We consider a station-based bike sharing system (BSS) where users can rent and return bikes spontaneously. Rental and return requests are uncertain and subjected to a spatio-temporal pattern. Service providers dynamically dispatch transport vehicles to relocate bikes between stations. The challenge is to balance the numbers of bikes and free bike racks at every station to satisfy as many requests as possible.
The considered problem is a stochastic-dynamic inventory routing problem (SDIRP). We model the SDIRP as a Markov decision process. The objective is to identify an optimal policy, minimizing the expected number of failed requests.

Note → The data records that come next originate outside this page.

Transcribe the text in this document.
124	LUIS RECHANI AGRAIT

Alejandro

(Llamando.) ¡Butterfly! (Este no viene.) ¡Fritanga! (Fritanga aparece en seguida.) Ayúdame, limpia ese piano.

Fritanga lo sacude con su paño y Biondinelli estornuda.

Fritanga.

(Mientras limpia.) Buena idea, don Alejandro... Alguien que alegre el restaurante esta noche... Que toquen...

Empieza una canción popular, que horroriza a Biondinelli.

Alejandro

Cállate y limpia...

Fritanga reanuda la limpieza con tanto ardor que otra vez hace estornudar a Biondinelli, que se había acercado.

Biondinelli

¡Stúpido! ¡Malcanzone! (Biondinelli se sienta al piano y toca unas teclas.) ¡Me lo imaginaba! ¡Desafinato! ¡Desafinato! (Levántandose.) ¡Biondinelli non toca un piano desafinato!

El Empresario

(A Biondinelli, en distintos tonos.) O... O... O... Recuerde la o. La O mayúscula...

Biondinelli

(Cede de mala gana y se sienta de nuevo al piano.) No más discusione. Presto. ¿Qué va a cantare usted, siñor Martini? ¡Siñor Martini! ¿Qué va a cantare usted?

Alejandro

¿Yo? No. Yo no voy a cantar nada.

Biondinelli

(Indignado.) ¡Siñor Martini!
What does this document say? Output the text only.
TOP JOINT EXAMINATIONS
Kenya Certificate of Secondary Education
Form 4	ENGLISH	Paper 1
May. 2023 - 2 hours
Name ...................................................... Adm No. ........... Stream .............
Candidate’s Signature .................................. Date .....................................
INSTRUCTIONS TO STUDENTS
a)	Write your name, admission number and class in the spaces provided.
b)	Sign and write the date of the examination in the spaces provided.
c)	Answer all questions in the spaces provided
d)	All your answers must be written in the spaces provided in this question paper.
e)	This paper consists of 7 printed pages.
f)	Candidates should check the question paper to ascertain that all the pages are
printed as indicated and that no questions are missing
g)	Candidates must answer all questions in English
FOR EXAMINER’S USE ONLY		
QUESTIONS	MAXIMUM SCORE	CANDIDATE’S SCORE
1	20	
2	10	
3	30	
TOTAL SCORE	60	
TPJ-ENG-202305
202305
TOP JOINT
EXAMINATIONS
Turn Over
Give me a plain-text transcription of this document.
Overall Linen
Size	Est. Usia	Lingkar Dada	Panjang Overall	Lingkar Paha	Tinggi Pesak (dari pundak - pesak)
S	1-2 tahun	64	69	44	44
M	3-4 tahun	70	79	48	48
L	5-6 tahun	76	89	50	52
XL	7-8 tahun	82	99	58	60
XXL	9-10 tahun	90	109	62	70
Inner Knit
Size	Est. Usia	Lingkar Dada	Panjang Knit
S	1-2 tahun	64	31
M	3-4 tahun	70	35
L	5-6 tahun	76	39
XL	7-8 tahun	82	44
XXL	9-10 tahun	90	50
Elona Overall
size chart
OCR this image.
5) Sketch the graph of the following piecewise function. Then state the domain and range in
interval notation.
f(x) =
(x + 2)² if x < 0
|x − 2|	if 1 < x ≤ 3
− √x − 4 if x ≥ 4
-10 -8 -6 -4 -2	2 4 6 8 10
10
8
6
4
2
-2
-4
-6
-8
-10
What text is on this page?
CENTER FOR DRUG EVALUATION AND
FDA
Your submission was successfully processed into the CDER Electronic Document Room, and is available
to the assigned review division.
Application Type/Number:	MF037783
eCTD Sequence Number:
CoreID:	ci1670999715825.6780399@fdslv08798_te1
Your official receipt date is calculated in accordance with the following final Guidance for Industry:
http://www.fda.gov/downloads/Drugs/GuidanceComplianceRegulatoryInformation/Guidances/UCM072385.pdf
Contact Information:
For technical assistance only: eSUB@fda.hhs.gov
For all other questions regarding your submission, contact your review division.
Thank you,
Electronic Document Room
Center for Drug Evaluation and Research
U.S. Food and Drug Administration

To solve the SDIRP, we draw on policies by means of approximate dynamic programming. We present dynamic look-ahead policies (DLA) to anticipate potentially failing requests in online simulations. The DLA simulates a limited time of the overall time horizon to evaluate feasible inventory and routing decisions. Due to the spatio-temporal request pattern, the lengths of suitable simulation horizons differ in the course of the day. To select suitable horizons for every hour of the day, we apply value function approximation (VFA). VFA carries out offline simulations and returns a sequence of suitable simulation horizons.
Our computational studies on real-world data by the BSS of Minneapolis (Minnesota, USA) point out, that the VFA-based DLA outperforms look-ahead policies with static simulation horizons as well as conventional policies from literature. Further, the sequence of simulation horizons reflects the temporal aspect of the request pattern.